Saturday, March 24, 2012

Day 14: Our Dreams and a More Immediate "Fix"

To sleep, perchance to dream...then create.

It's interesting to consider that we chase our dreams while awake. Yet many people also somehow lose a dream in embracing reality, even though it's possible to live our dreams through writing.

On a more practical note: Researchers often tout dreaming as a boost for creativity. So, let's talk about rapid eye movement (REM). Specifically, consider the findings of a 2009 study on REM sleep and its ability to help with new creative problems, from a press release at health/06-09Mednick.asp. The study by Sara Mednick, Ph.D., assistant professor of psychiatry at the University of California-San Diego and the VA San Diego Healthcare System, and first author Denise Cai, a graduate student (at that time) in the UC-San Diego psychology department, found that REM directly enhances creative processing more than any other sleeping or wake state.

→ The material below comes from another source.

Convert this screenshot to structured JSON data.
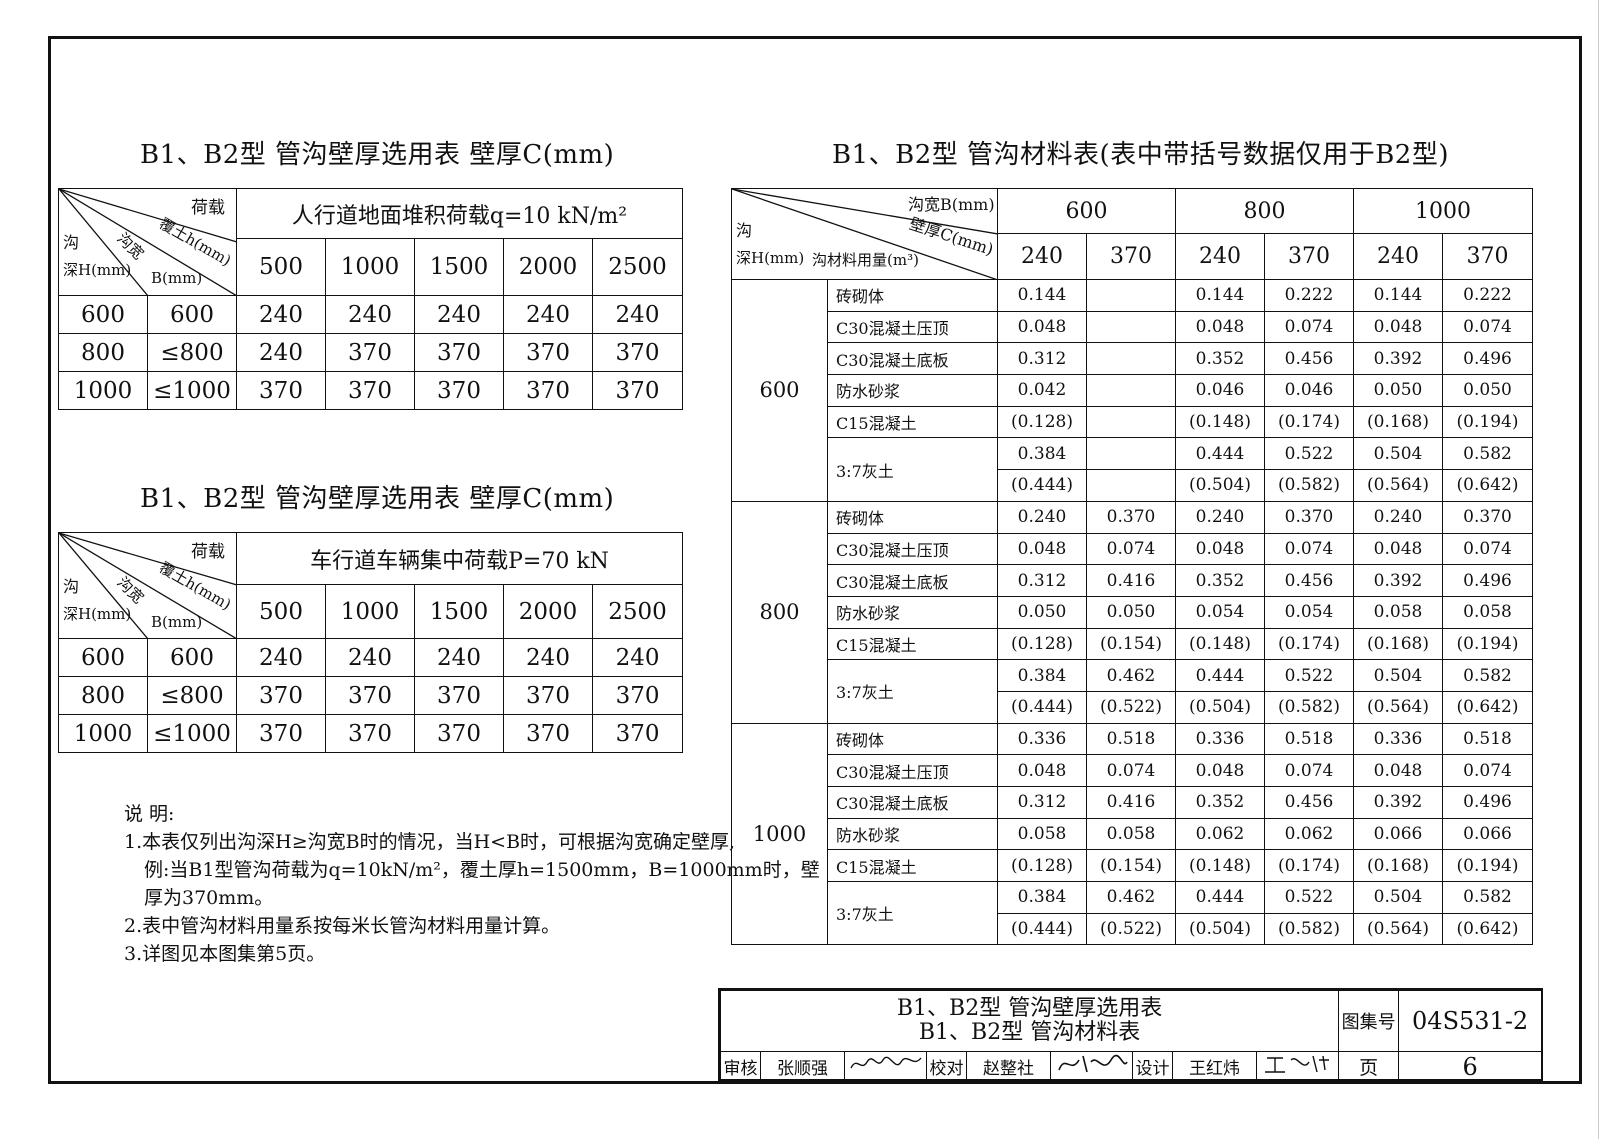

Although time helps in solving ongoing problems, REM dreaming forms new connections from unrelated associations for a more immediate fix.
"Mednick said that it appears REM sleep helps achieve such solutions by stimulating associative networks, allowing the brain to make new and useful associations between unrelated ideas. Importantly, the study showed that these improvements are not due to selective memory enhancements."
This differs from the daydreaming mentioned in Day 14's post. For instance, if you are contemplating how to move a plot forward, get a good night's sleep. If you are tempted to completely overhaul a book, a poem or a research paper, start with a little daydreaming and then map out your solution. Or, once again, determine a system that works best for you.